You probably know that one of these words is a heavy metal, while the other is the past-tense, past-participle form of the verb “to lead.” But do you know which is which? When lead rhymes with bed, it’s a noun referring to the heavy metallic substance. Led is the past-tense, past-participle form of the verb “to lead.” The confusion stems from the fact that both words sound the same, and the noun “lead” is spelled the same as the present-tense form of the verb “led.” To make it even more puzzling, sometimes “lead,” rhyming with bead, is a noun, as in, “He got a lead in the case.” The only way to know whether you’re using led/lead correctly is to look at the context of the sentence. Just remember: Led is always a form of the verb lead, while lead sounding like led is a noun that’s a metal.
Then is a marker of time; than is a comparison word. For example, “First I saw the movie, then I read the book. The book was better than the movie.” In the first part of the statement, the speaker is telling you the order in which he did something; in the second sentence, he is contrasting the book and the movie. A lot of people find this confusing because of the similarity between “a” and “e” vowel sounds in English. A good way to keep them straight is to remember that “comparison” and “than” both have the letter a, while “time” and “then” both have the letter e.

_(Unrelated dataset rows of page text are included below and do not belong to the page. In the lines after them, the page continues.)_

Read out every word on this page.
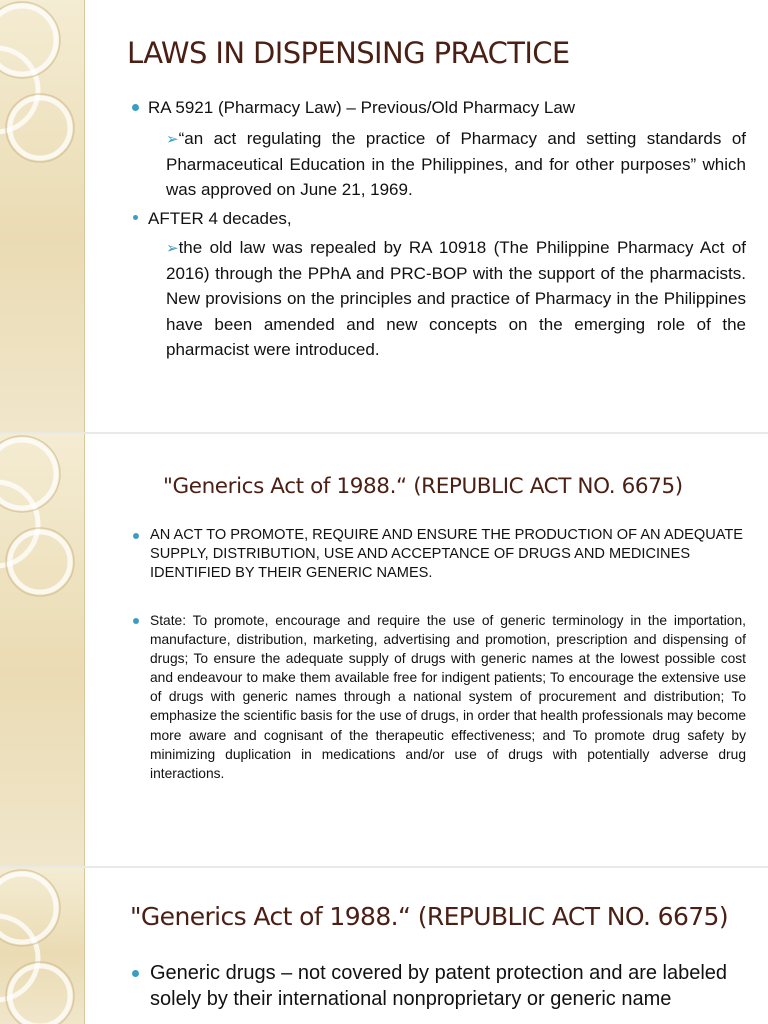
LAWS IN DISPENSING PRACTICE
RA 5921 (Pharmacy Law) – Previous/Old Pharmacy Law
➢“an act regulating the practice of Pharmacy and setting standards of Pharmaceutical Education in the Philippines, and for other purposes” which was approved on June 21, 1969.
AFTER 4 decades,
➢the old law was repealed by RA 10918 (The Philippine Pharmacy Act of 2016) through the PPhA and PRC-BOP with the support of the pharmacists. New provisions on the principles and practice of Pharmacy in the Philippines have been amended and new concepts on the emerging role of the pharmacist were introduced.
"Generics Act of 1988.“ (REPUBLIC ACT NO. 6675)
AN ACT TO PROMOTE, REQUIRE AND ENSURE THE PRODUCTION OF AN ADEQUATE SUPPLY, DISTRIBUTION, USE AND ACCEPTANCE OF DRUGS AND MEDICINES IDENTIFIED BY THEIR GENERIC NAMES.
State: To promote, encourage and require the use of generic terminology in the importation, manufacture, distribution, marketing, advertising and promotion, prescription and dispensing of drugs; To ensure the adequate supply of drugs with generic names at the lowest possible cost and endeavour to make them available free for indigent patients; To encourage the extensive use of drugs with generic names through a national system of procurement and distribution; To emphasize the scientific basis for the use of drugs, in order that health professionals may become more aware and cognisant of the therapeutic effectiveness; and To promote drug safety by minimizing duplication in medications and/or use of drugs with potentially adverse drug interactions.
"Generics Act of 1988.“ (REPUBLIC ACT NO. 6675)
Generic drugs – not covered by patent protection and are labeled solely by their international nonproprietary or generic name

Now this is a tricky one. Not only do affect and effect sound similar, they mean similar things. Affect means “to influence” and effect is a result. Notice that here affect is a verb and effect is a noun. So that’s pretty straightforward. However, nothing in English grammar is easy. Sometimes affect is a noun, as in when you’re talking about someone’s mental state, and sometimes effect is a verb meaning “to bring about,” which is almost the same meaning as the verb “affect.” But these uses are relatively rare, and as the Grammar Girl says, if you stick to using affect as a verb and effect as a noun, you’ll be right 98 percent of the time.
2 A Lot
Like “alright,” “alot” is a misspelling of either the phrase, “a lot” or the word “allot,” although it’s usually the former. To have “a lot” of something means you have a great number; to do something “a lot” means to do it numerous times. As you can see, “a lot” can be either a noun or an adverb. “Allot” is a verb that means to separate or to give out. “Alot” doesn’t mean anything because, like “alright,” it’s not a word.
1 All right
To quote grammarian Bill Walsh, “… alright is not all right.” Basically, “alright” is not a word; it’s a misspelling of the phrase “all right.” Some people think alright is all right because of similar “all-” phrases with “al-” words—for example, “all ready” and “already” or “all together” and “altogether.” However, in both of these cases the phrase and word mean slightly different things, and even though they sound the same they are not interchangeable. “Alright” is simply a misspelling of “all right” and is not its own word.